Pameran 90an merupakan sebuah pameran yang diikuti oleh sembilan seniman muda yang berdomisili di kota Bandung. Pameran ini menitikberatkan pada daya tahan (endurance) para seniman yang terlibat untuk mewujudkan masing-masing satu gagasannya ke dalam karya yang berjumlah kurang lebih ‘90an’. Pameran ini memberi tantangan tersendiri bagi para seniman yang terlibat untuk berkarya secara konsisten selama kurang lebih tiga bulan. Selain berkaitan dengan daya tahan seniman, pameran ini juga menuntut masing-masing seniman untuk menentukan sendiri sistem kerjanya, bagaimana strategi masing-masing seniman untuk memenuhi target pameran.
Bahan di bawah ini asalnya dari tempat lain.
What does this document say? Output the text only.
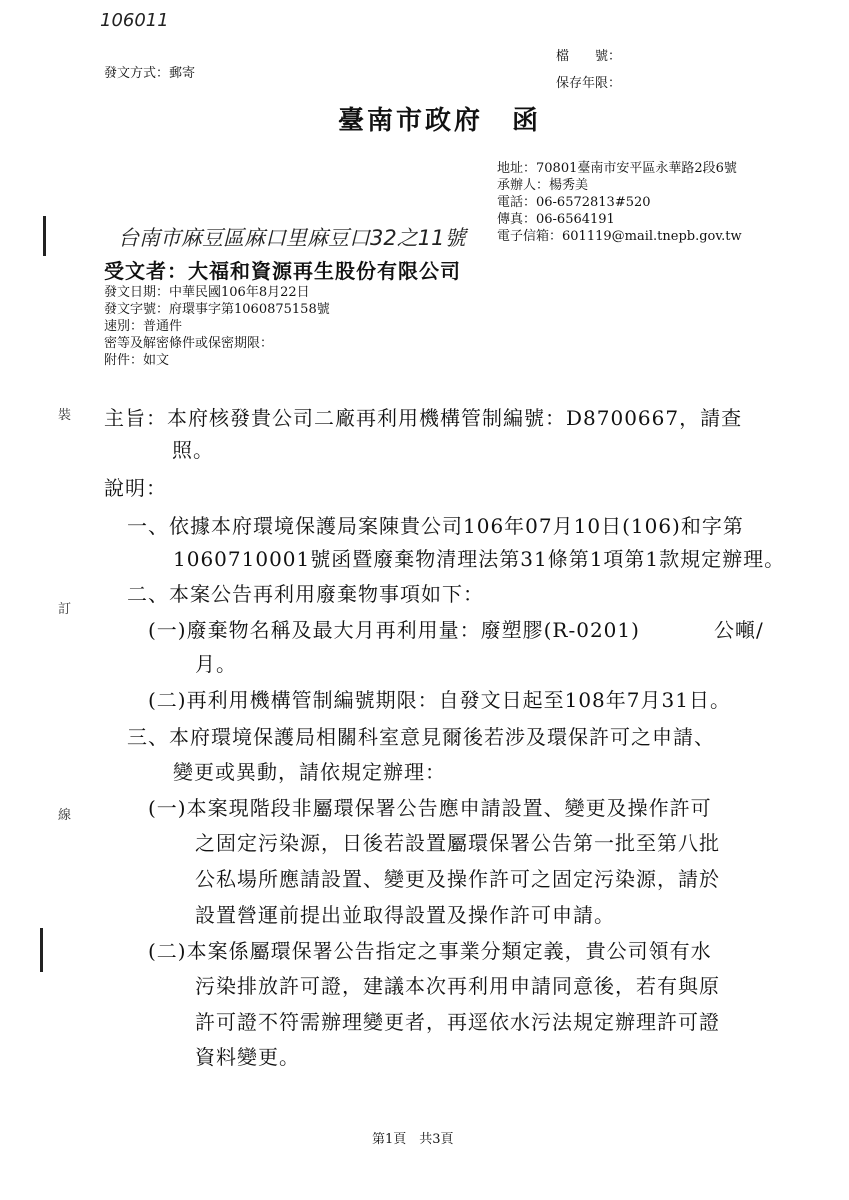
106011
台南市麻豆區麻口里麻豆口32之11號
發文方式：郵寄
檔　　號：
保存年限：
臺南市政府　函
地址：70801臺南市安平區永華路2段6號
承辦人：楊秀美
電話：06-6572813#520
傳真：06-6564191
電子信箱：601119@mail.tnepb.gov.tw
受文者：大福和資源再生股份有限公司
發文日期：中華民國106年8月22日
發文字號：府環事字第1060875158號
速別：普通件
密等及解密條件或保密期限：
附件：如文
主旨：本府核發貴公司二廠再利用機構管制編號：D8700667，請查
照。
說明：
一、依據本府環境保護局案陳貴公司106年07月10日(106)和字第
1060710001號函暨廢棄物清理法第31條第1項第1款規定辦理。
二、本案公告再利用廢棄物事項如下：
(一)廢棄物名稱及最大月再利用量：廢塑膠(R-0201)	公噸/
月。
(二)再利用機構管制編號期限：自發文日起至108年7月31日。
三、本府環境保護局相關科室意見爾後若涉及環保許可之申請、
變更或異動，請依規定辦理：
(一)本案現階段非屬環保署公告應申請設置、變更及操作許可
之固定污染源，日後若設置屬環保署公告第一批至第八批
公私場所應請設置、變更及操作許可之固定污染源，請於
設置營運前提出並取得設置及操作許可申請。
(二)本案係屬環保署公告指定之事業分類定義，貴公司領有水
污染排放許可證，建議本次再利用申請同意後，若有與原
許可證不符需辦理變更者，再逕依水污法規定辦理許可證
資料變更。
裝
訂
線
第1頁　共3頁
Meskipun sekilas pameran ini berkesan ‘hanya’ mengejar jumlah, pada prosesnya, tim kurator secara berkala melakukan kunjungan ke masing-masing studio seniman untuk memantau perkembangan serta memberi evaluasi yang dimaksudkan untuk tetap menjaga kualitas karya para seniman.
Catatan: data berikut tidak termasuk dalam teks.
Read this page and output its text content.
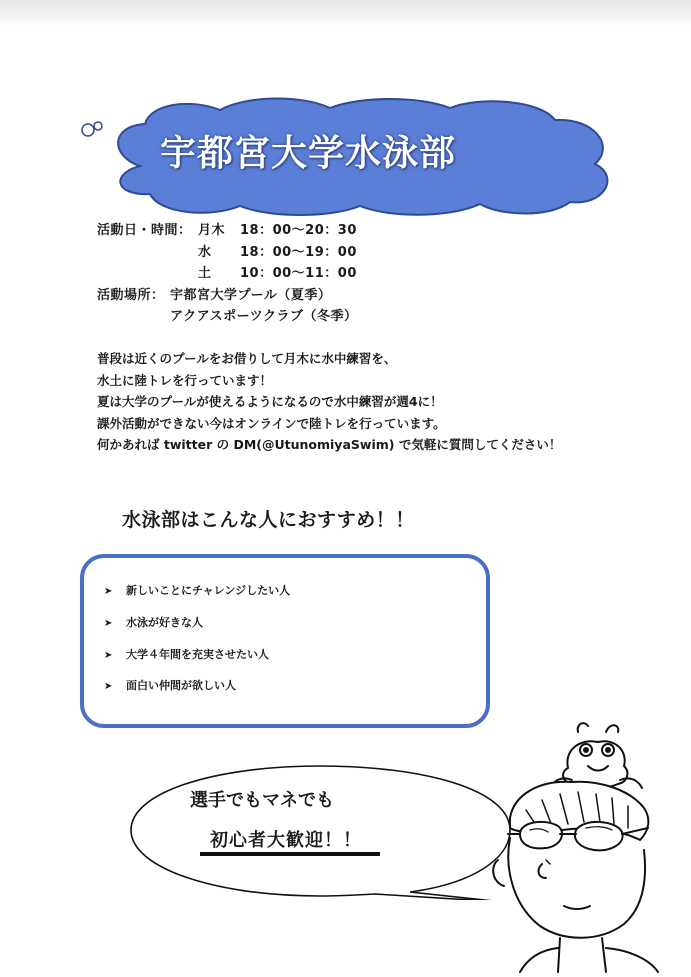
宇都宮大学水泳部
活動日・時間： 月木 18：00～20：30
水 18：00～19：00
土 10：00～11：00
活動場所： 宇都宮大学プール（夏季）
アクアスポーツクラブ（冬季）
普段は近くのプールをお借りして月木に水中練習を、
水土に陸トレを行っています！
夏は大学のプールが使えるようになるので水中練習が週4に！
課外活動ができない今はオンラインで陸トレを行っています。
何かあれば twitter の DM(@UtunomiyaSwim) で気軽に質問してください！
水泳部はこんな人におすすめ！！
➤ 新しいことにチャレンジしたい人
➤ 水泳が好きな人
➤ 大学４年間を充実させたい人
➤ 面白い仲間が欲しい人
選手でもマネでも
初心者大歓迎！！
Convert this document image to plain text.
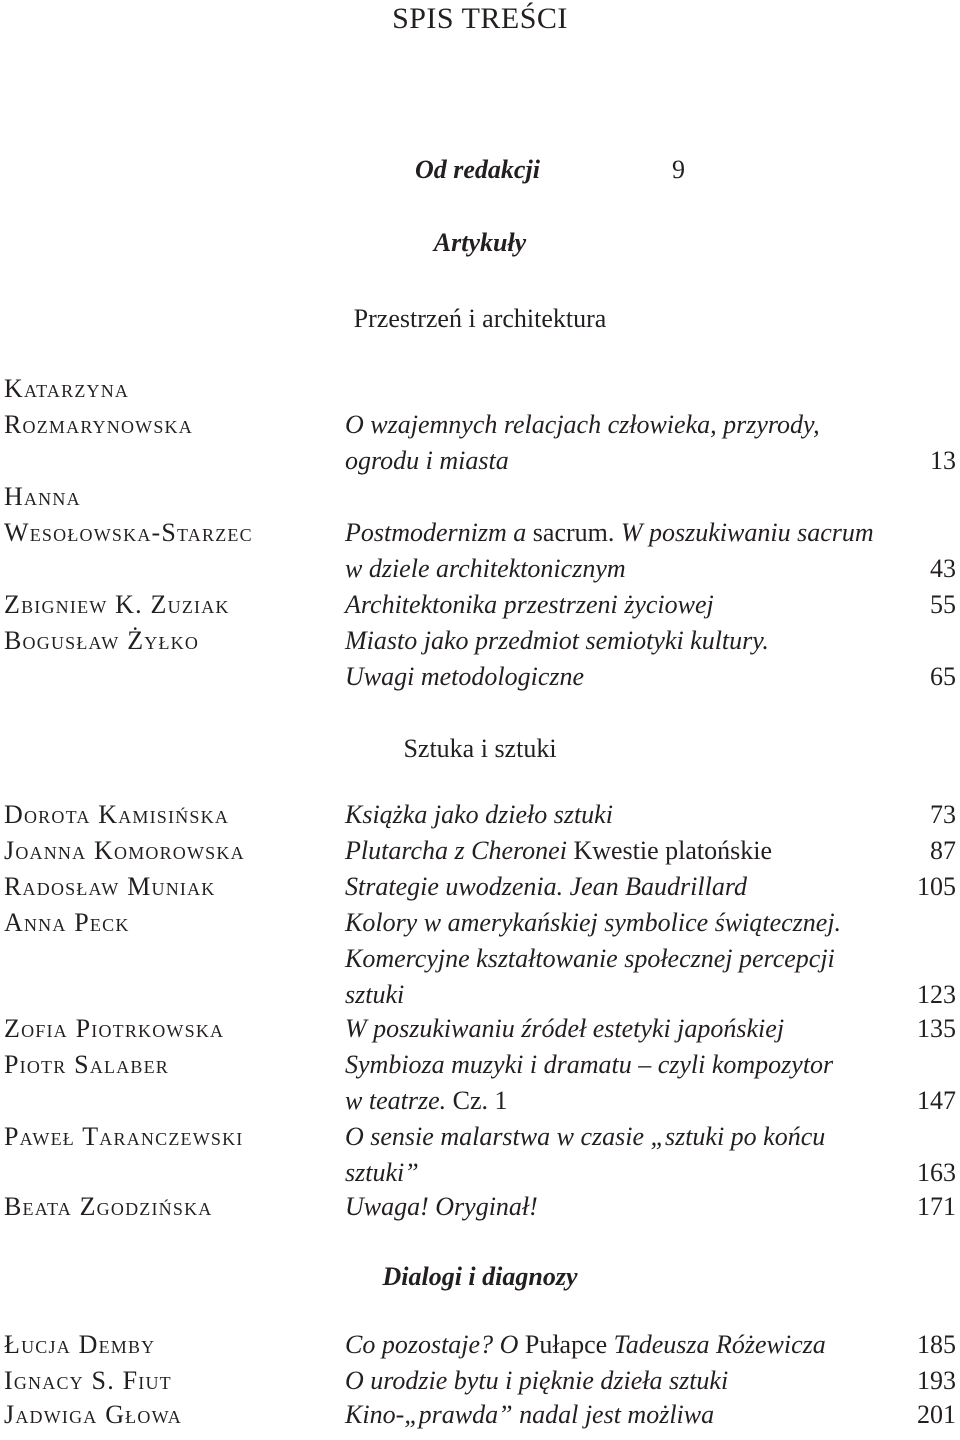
SPIS TREŚCI
Od redakcji	9
Artykuły
Przestrzeń i architektura
Katarzyna
Rozmarynowska	O wzajemnych relacjach człowieka, przyrody,
ogrodu i miasta	13
Hanna
Wesołowska-Starzec	Postmodernizm a sacrum. W poszukiwaniu sacrum
w dziele architektonicznym	43
Zbigniew K. Zuziak	Architektonika przestrzeni życiowej	55
Bogusław Żyłko	Miasto jako przedmiot semiotyki kultury.
Uwagi metodologiczne	65
Sztuka i sztuki
Dorota Kamisińska	Książka jako dzieło sztuki	73
Joanna Komorowska	Plutarcha z Cheronei Kwestie platońskie	87
Radosław Muniak	Strategie uwodzenia. Jean Baudrillard	105
Anna Peck	Kolory w amerykańskiej symbolice świątecznej.
Komercyjne kształtowanie społecznej percepcji
sztuki	123
Zofia Piotrkowska	W poszukiwaniu źródeł estetyki japońskiej	135
Piotr Salaber	Symbioza muzyki i dramatu – czyli kompozytor
w teatrze. Cz. 1	147
Paweł Taranczewski	O sensie malarstwa w czasie „sztuki po końcu
sztuki”	163
Beata Zgodzińska	Uwaga! Oryginał!	171
Dialogi i diagnozy
Łucja Demby	Co pozostaje? O Pułapce Tadeusza Różewicza	185
Ignacy S. Fiut	O urodzie bytu i pięknie dzieła sztuki	193
Jadwiga Głowa	Kino-„prawda” nadal jest możliwa	201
David Bayles dan Ted Orland dalam bukunya Art & Fear: Observations on The Perils (and Rewards) of Artmaking, memaparkan bagaimana proses seorang seniman dalam berkarya seni, persoalan serta rintangan apa saja yang dihadapi seniman sebelum akhirnya mulai berkarya. Dalam salah satu pembahasannya, Bayles dan Orland memberi sebuah gambaran yang menekankan bagaimana kuantitas dalam penciptaan karya seni dapat mempengaruhi kualitas karya seorang seniman. Salah satu kasus yang diangkat dalam buku tersebut berupa eksperimen yang dilakukan oleh seorang pengajar keramik dimana pengajar tersebut membagi kelasnya ke dalam dua kelompok, A dan B. Kelompok A diberi tugas untuk membuat pot keramik sebanyak-banyaknya, semakin banyak pot keramik yang mereka buat maka semakin tinggi nilai yang diberikan. Sementara kelompok B diberi tugas untuk fokus pada penciptaan satu pot keramik, nilai yang diberikan murni didasarkan pada penilaian kualitas.
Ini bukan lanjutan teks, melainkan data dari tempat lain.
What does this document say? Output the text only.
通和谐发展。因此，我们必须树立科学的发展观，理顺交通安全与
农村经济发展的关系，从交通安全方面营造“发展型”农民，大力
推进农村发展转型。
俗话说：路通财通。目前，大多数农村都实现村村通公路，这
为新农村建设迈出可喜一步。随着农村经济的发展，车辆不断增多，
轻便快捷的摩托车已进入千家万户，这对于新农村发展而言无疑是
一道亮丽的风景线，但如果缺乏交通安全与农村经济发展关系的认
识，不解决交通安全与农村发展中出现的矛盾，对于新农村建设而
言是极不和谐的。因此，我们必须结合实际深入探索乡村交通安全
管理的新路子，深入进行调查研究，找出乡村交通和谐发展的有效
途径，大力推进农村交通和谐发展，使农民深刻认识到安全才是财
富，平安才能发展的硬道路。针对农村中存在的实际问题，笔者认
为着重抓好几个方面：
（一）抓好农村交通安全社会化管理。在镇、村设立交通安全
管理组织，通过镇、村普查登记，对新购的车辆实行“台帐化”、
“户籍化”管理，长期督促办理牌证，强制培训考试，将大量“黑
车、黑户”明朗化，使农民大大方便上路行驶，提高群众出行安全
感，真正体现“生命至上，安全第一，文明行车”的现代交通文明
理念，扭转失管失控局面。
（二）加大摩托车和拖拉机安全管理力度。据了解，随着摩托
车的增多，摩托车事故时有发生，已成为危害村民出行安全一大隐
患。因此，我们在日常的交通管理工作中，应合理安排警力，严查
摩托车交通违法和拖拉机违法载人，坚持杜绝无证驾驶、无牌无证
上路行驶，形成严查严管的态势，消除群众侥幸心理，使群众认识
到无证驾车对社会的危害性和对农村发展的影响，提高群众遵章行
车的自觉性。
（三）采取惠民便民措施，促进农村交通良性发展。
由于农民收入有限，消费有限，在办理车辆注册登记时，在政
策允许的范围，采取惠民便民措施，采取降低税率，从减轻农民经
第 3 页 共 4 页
Setelah karya dari kelompok A dan B dikumpulkan, terjadi sebuah hal menarik dimana kelompok A tidak hanya menghasilkan pot keramik dengan jumlah yang lebih banyak namun juga dengan kualitas yang lebih baik dari kelompok B yang hanya fokus pada kualitas satu pot keramik. Sebuah pernyataan kemudian dilontarkan penulis Art & Fear: Observations on The Perils (and Rewards) of Artmaking:
It seems that while the “quantity” group was busily churning out piles of work—and learning from their mistakes—the “quality” group had sat theorizing about perfection, and in the end had little more to show for their efforts than grandiose theories and a pile of dead clay.
Contoh di atas merupakan sebuah gambaran bagaimana kuantitas dapat memberi pengaruh yang signifikan pada kualitas. Pameran 90an yang menitikberatkan pada daya tahan (endurance) seniman, strategi seniman, serta kejaran akhir berupa jumlah karya (quantity) yang mampu dihasilkan, dan tentunya tanpa mengesampingkan kualitas, sedikit banyak beririsan dengan contoh kasus yang dipaparkan dalam buku Art & Fear: Observations on The Perils (and Rewards) of Artmaking.
Dengan meminjam filosofi Martin Heidegger dalam Sein und Zeit (Being and Time), bahwa manusia akan selalu berada dalam kondisi ‘menjadi’ (being), Pameran 90an memberikan sebuah gambaran mengenai proses ‘menjadi’ seniman yang diawali dari proyeksi gagasan hingga strategi serta konsistensi mereka selama proses berkarya untuk mencapai jumlah 90an.
[youtube https://www.youtube.com/watch?v=6OSmXLITVCU]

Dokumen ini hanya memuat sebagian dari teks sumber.